他语气里带着十足自信,“您应该清楚我在扎赫勒的本事,做了20年中间人,经手的单子没有一百也有八十,还从来没出过岔子。”
赛义夫看了他一眼。
做灰产讲究的就是安全!
他当然调查过纳比勒·塔哈,这人在扎赫勒的口碑一直不错。
至于仙人跳?
当然有可能。
但还有什么办法呢?
利比亚现在的处境,比所有人想象的要艰难得多。
之前有过合作的几个大牌军火商,现在都不愿意得罪西方世界,电话打过去,对方一听是利比亚的单子,要么直接挂断,要么支支吾吾说“库存紧张,暂时无法供货”。
那不是库存紧张,是怕得罪人。
那些西装革履的商人,嘴上喊着“生意归生意”,背地里比谁都精。
卡扎菲家族现在是西方的眼中钉,谁接了利比亚的单子,谁就是跟北约对着干。
这笔账,算得过来的。
所以他现在能找的,只剩下这种地下渠道。
想到这里,赛义夫心里一阵萧瑟。
以前的自己,怎么会看得上这种垃圾贩子?
那时候他住在巴黎十六区的豪宅里,开的是法拉利,约的是超模,花钱如流水。
现在呢?
现在他蹲在扎赫勒一家破咖啡馆里,跟一个亚洲军火贩子讨价还价,谈的还是什么“泡沫板无人机”。
时代不同了。
要是以前,陈老板得给他舔脚趾!
明眼人都看出来利比亚不一定扛的过去了,父亲最近情绪都不对。
毕竟…上一个被一帮人围殴的萨达姆现在应该也快读小学了吧?
他懒得多说了,点了点头。
“行,就这么定了。”
赛义夫转过身,朝身后那个保镖抬了抬下巴。
那个壮实的保镖会意,弯腰从脚边拎起一个黑色的金属手提箱,放在桌上。
咔嗒一声,箱扣弹开,但箱盖挡住了众人的视线。
赛义夫双手从箱子里拿出个东西,随手往桌上一丢。
咣当!
那一声沉闷的撞击声,在安静的咖啡馆里回荡。
老旧的木桌桌面颤了一下,茶杯里的水晃了晃,溅出几滴。
卧槽!
金条?!!!
压在桌上,让桌腿发出细微的吱呀声。

别说哈立德,就连见多识广的纳比勒,眼皮都跳了一下。
赛义夫从箱子里拿出第二根,同样往桌上一扔。
咣当!!!
两根金条并排躺在桌上,占满了大半个桌面。
在咖啡馆昏黄的灯光下,金条表面反射出一种…B格调来!!!
“这是伦敦金。”
赛义夫靠在椅背上,“一根12.5公斤,两根25公斤。”
他竖起一根手指,“今天是2011年3月,伦敦金价每盎司1400多美金,一公斤差不多4万美金。25公,两个差不多100万美金了吧。”
陈正咽了口唾沫,喉结上下滚动。
早就听说过卡扎菲家族非常富有!!
公开可查的官方储备约 143.8吨,加上私人与未入账部分,真实总量可能接近 200吨。

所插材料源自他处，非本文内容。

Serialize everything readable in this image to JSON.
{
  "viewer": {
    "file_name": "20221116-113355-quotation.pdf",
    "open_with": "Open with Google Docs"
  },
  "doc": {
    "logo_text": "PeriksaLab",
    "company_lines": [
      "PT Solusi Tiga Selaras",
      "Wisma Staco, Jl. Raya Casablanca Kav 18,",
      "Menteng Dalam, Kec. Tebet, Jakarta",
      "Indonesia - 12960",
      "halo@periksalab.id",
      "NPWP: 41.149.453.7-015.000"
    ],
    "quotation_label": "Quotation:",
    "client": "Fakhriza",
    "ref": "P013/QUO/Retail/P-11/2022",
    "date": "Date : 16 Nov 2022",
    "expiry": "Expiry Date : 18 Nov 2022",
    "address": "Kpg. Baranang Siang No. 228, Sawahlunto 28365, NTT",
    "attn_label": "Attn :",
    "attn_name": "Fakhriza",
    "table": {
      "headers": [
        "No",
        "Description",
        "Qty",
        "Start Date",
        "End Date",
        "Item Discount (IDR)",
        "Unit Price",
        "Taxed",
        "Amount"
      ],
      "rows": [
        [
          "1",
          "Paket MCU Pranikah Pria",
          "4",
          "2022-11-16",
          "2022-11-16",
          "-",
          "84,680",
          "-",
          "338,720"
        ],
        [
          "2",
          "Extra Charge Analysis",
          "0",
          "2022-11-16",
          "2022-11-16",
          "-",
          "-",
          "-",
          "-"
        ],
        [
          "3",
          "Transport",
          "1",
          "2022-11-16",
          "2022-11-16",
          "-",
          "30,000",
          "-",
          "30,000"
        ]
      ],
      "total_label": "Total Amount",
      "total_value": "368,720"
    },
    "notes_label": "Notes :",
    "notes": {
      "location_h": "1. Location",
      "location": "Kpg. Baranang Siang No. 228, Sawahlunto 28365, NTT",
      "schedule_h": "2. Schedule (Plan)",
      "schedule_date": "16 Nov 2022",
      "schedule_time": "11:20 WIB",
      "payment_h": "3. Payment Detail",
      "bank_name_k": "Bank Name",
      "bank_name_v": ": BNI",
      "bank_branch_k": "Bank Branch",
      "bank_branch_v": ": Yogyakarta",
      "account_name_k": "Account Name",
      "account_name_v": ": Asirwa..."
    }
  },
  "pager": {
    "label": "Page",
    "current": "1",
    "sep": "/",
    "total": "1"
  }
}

陈老板也是见过钱的,但他没这样两根金条,25公斤就这么随手丢在桌上,跟两块板砖似的。
这就是有钱人朴实无华的付款方式吗?
陈正转头朝哈立德使了个眼色,还愣着干什么?验货!
哈立德回过神来,转身就往外跑。
冲到车旁边,从工具箱里翻出便携式电子秤和检测仪,手忙脚乱的,差点把秤摔在地上。
自从上次在谢赫部落里拿到一堆黄金饰品后,陈正就一直备着。
哈立德抱着工具一路小跑回咖啡馆,额头上全是汗。
“来了来了。”他蹲在桌边,把那根金条小心翼翼地搬到秤上。
电子秤的显示屏跳了一下,稳定下来—12506克。
他看了陈正一眼,陈正微微点头。
然后他开始用密度仪检测,动作生疏,手指微微发抖,弄了半天还没弄好。
“让开,我来。”
看到点黄金就慌得很~
要像老板学习!!
看到钞票要冷静!
陈正把他推到一边,自己蹲下来。
他握着密度仪的探头,压在金条表面,盯着显示屏上的读数。
99.98%。
四个9的纯金,伦敦金的标准成色。
陈正抬起头,看着赛义夫,“没问题。”
他伸出手,笑容重新回到脸上,这次笑得更真诚了,连眼角的褶子都挤出来了。
“赛义夫先生,你放心,一个月之内,我保证给你干好。”
赛义夫点了点头,松开了手。
他看了一眼桌上那两根金条,又看了一眼陈正。
“我希望这不是我们最后一次合作。”
这话说得轻,但分量不轻。
陈正他听懂了,带着点威胁。
但陈老板他这人有个优点,就是对有钱客户的话,选择性失聪。
威胁算什么?
你给黄金,除了让我当你儿子,什么都可以。
当老板的,对客户要大度,尤其是有钱的客户。
“赛义夫先生,您放心。”
陈正拍着胸脯,语气笃定得像在要入D,“我们怪兽工厂做生意,讲究的就是一个信誉,您这批订单,我亲自盯着,绝对给您搞定!”
赛义夫没再说什么,看了他一眼,转身走了。
两个保镖跟在后面,一左一右,把那辆黑色的奥迪A6夹在中间。
车门关上的声音很沉,砰的一声,引擎发动,车子缓缓驶出巷口,消失在老城区狭窄的街道尽头。
陈正站在咖啡馆门口,还使劲挥手。
冤大头,你可千万不能死啊!!!
他转过身。
咖啡馆里,纳比勒·塔哈站在一旁,目光在那两根金条上扫了好几次,手指微微动了动,像是想伸手去摸。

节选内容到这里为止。